Kibuye-Karongi: The Other Side of Lake Kivu's Picturesque Beauty.

Being the Rwanda’s largest lake and the sixth in Africa, Lake Kivu dominates the border between Rwanda and the Democratic Republic of Congo. Karongi (also known as Kibuye) lies on the middle part of Lake Kivu's shores and is accessible from both the northern edge of the lake (Gisenyi) and the southern edge (Cyangugu), but a drive from Kigali, passing through Kamonyi, Muhanga, and Ngororero, has itself a unique experience to offer. Going there, you ought to drive with windows rolled down to eyewitness the 'behind the scenes' of Rwanda's nickname “The Land of Thousand Hills”.

I am just talking about my 2017 kick off trip, from Kigali to Karongi, sharing a drive with the squad behind books that keep children's faces lightened up, Bakame Editions' team. Our primary destination was the Museum of Environment which is located on the shore of Lake Kivu, but along the way, we couldn’t resist accommodating ad-hoc stopovers as some places are truly worth it, especially when your camera eye is very sensitive to scenic views. With the road curving back and forth weaving through mountains, the drive would have been so tiring unless we were kept entertained by the impressive view of beautiful trees, rocks, hills, and houses lining the road.

Between Muhanga and Ngororero, a stopover at Nyabarongo river is worth your time.

As you drive ahead, a stopover at ‘Ndaba’s Rock” for a storytelling session is highly recommended.

The waterfall at Ndaba's Rock

Byukusenge is there to tell you the story of ‘Ndaba’s Rock’ in Kinyarwanda, English, and French, playing along his iningiri tuneful sound.

At Karongi, standing in front of the Museum of Environment, you can take photos of the crystal clear deep blue water of Lake Kivu, but you better visit the museum and go to the lake after.

At the Museum of Environment, experienced guides help you touring the museum and explain everything you need to know about different types of energy and their effects on the environment. Afterwards you walk upstairs to tour the beautiful garden of numerous medicinal plants labelled with their names and uses. I was happy to find some rare plants I used to see in my home village when I was a small child. Before you drive out of the museum premises, don't forget to buy some souvenir items at the showroom beside the reception.

The Museum of Environment at Karongi. (A written permission from the Institute of National Museums of Rwanda is required for any visitor to take photos inside the museum).

After touring the museum, you can have lunch at one of the nearest hotels located at the shore of Lake Kivu such as Golf Eden Rock Hotel, Centre Bethanie, and more.

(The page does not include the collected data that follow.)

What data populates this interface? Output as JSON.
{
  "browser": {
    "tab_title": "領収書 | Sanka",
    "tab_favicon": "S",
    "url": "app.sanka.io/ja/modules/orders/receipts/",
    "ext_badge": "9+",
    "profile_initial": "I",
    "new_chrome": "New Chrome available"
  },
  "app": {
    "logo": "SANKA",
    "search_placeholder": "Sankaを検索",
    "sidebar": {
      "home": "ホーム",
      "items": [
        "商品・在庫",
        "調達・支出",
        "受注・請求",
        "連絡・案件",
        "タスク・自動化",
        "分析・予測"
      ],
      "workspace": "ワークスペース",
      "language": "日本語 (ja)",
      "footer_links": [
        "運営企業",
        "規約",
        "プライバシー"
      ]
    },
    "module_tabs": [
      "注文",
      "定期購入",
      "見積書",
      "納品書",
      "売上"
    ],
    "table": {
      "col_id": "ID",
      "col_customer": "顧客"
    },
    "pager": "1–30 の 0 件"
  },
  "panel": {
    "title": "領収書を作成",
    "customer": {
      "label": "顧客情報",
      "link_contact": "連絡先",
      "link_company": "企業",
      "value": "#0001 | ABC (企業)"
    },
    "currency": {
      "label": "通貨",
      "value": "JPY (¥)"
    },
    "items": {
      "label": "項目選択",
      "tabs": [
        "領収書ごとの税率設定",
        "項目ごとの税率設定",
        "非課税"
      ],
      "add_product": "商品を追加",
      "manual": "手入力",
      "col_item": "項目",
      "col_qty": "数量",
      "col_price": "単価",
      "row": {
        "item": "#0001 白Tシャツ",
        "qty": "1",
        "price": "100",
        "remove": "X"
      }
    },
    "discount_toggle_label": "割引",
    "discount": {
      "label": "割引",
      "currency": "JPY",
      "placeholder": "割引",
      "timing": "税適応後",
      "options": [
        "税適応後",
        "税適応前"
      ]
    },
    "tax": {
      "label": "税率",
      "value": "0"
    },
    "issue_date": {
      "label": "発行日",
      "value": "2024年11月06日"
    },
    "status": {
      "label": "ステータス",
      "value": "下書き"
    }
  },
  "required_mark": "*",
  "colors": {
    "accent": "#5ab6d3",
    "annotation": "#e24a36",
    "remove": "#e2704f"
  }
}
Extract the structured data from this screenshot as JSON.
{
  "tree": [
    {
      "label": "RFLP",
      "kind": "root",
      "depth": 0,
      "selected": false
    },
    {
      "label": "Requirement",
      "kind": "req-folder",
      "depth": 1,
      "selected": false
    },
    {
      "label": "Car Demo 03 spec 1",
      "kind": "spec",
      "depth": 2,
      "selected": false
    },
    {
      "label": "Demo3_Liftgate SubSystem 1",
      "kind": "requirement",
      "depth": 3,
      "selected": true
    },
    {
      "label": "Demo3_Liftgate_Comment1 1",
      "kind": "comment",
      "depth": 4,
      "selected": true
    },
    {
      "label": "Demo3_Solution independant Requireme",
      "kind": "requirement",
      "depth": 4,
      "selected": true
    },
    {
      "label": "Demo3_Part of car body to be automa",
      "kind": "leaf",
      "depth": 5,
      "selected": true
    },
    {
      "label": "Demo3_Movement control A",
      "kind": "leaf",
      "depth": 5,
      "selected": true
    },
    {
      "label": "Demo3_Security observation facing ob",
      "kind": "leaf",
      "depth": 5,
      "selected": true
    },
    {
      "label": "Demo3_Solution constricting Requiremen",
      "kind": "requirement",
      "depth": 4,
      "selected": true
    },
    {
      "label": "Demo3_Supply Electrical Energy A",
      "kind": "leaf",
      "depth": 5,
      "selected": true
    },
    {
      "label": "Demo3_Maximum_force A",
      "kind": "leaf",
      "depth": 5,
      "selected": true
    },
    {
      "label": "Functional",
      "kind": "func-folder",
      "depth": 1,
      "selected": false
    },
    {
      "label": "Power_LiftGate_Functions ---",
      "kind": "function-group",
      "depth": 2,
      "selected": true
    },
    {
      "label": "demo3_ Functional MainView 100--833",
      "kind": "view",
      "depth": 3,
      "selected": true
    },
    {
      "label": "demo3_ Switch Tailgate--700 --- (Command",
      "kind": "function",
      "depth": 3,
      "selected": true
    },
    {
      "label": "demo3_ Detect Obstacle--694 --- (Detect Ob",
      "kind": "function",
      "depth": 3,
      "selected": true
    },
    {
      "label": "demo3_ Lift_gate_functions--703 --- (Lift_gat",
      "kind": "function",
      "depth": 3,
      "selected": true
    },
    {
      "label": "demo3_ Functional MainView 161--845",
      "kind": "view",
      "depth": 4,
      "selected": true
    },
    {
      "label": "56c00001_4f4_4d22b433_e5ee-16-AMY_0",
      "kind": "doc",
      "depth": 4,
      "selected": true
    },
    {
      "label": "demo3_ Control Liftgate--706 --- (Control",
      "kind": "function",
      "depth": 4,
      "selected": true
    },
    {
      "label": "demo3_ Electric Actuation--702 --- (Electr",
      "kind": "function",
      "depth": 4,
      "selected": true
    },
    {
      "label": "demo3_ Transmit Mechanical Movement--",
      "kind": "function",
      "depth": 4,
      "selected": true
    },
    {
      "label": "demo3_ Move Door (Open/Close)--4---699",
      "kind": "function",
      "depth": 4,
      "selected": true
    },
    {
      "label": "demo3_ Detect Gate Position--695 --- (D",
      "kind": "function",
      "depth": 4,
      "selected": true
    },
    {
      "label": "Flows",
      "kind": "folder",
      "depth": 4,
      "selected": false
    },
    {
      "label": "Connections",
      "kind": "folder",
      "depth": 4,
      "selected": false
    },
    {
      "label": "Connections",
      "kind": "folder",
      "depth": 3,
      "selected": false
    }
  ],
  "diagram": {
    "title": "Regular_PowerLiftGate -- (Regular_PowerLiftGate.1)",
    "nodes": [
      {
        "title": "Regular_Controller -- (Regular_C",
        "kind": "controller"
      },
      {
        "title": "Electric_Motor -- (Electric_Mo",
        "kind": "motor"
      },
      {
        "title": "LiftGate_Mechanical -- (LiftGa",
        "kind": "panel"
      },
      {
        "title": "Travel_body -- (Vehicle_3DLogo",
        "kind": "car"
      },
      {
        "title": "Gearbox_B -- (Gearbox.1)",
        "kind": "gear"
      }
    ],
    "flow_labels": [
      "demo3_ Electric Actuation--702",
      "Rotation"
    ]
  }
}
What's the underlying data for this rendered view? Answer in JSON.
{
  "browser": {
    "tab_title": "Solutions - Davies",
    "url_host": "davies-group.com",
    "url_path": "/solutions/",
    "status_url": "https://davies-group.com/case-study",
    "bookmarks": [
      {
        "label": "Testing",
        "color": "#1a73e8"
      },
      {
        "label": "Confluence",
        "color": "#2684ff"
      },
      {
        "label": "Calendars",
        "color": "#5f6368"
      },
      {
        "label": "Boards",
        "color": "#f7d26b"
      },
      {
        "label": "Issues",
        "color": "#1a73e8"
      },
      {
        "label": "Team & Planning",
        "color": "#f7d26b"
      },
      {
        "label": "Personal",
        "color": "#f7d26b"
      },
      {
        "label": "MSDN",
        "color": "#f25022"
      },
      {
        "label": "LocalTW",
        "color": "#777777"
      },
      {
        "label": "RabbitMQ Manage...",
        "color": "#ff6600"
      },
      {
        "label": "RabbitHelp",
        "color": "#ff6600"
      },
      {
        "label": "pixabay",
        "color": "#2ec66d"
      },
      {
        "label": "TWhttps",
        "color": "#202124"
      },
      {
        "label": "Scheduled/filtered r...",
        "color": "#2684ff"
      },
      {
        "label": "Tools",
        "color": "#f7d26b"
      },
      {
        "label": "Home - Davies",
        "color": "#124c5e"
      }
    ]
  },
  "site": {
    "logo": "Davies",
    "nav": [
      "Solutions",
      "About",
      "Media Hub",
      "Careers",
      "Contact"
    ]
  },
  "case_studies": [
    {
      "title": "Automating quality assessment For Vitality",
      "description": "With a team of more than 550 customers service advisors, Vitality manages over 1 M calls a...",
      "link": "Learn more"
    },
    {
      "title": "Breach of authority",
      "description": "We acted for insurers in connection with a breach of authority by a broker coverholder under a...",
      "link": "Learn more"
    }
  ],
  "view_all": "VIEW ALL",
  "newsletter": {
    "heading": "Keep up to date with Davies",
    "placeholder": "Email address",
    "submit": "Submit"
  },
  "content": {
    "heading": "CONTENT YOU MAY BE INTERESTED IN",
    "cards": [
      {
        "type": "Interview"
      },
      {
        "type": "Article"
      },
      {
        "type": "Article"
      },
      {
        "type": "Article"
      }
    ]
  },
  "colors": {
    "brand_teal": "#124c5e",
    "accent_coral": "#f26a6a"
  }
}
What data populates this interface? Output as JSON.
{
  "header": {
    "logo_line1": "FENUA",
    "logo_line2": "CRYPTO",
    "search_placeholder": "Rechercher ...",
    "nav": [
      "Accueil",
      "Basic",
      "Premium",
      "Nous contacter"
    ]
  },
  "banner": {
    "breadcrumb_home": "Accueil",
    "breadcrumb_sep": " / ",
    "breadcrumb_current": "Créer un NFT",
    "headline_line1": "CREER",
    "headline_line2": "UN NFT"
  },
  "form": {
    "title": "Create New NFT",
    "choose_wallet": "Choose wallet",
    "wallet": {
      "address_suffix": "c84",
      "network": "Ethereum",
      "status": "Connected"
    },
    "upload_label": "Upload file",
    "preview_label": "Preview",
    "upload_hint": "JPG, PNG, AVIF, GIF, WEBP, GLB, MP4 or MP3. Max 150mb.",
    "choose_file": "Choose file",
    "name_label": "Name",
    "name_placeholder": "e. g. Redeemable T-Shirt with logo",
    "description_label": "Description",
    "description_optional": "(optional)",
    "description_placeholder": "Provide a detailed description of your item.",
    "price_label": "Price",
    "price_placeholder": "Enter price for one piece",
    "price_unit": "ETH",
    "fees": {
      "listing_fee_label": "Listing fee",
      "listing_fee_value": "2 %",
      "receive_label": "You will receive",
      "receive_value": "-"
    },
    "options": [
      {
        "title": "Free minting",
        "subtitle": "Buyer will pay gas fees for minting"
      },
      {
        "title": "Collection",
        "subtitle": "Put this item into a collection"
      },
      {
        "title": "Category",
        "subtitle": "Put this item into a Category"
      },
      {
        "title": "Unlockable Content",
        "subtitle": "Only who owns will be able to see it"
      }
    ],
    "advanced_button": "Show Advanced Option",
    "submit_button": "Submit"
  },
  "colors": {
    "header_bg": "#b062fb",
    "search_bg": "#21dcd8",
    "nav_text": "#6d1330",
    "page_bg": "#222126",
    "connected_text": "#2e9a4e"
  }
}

Driving from the Museum of Environment to Centre Betanie, you pass through a small forest with beautiful trees, and from there you have the stunning view of islands with a uniquely beautiful flora in the middle of the lake.

At the lake, there is a variety of fun activities like water sports, paddle boarding, kayaking, swimming, jet-skiing, and more, but we are going for a water tour visiting a number of islands found in the middle of Lake Kivu.

At Centre Betanie, we took a boat and sailed to ‘Napoleon Island’. It was named so following its shape which is similar to the Napoleon’s hat famously known as 'Bicorne’. At the island, there are rare beautiful trees that harbor thousands of bats. Touring the island you need to alert bats that you are around so that they entertain you with their thrilling parade.

Trees at Napoleon Island reflected on the water of Lake Kivu.

It takes more than 30 minutes to walk up to the top of Napoleon Island.

Bats' parade at Napoleon Island.

From Napoleon Island, we sailed to ‘Inyenyeri Island’ which is occupied by a single vervet monkey. Before you set your foot on the land, the vervet monkey comes on the boat to welcome you in his kingdom.

Next, we visited ‘Amahoro Island’ before we sail back to ‘Centre Betanie’ passing by the side of other small islands where cattle were busy grazing courageously paying no attention to us.

The view of ‘Centre Betanie’ as you sail back from Amahoro Island.

Like other sides of Lake Kivu, when you go to Kibuye, don’t forget to taste on the ‘isambaza’ in local restaurants.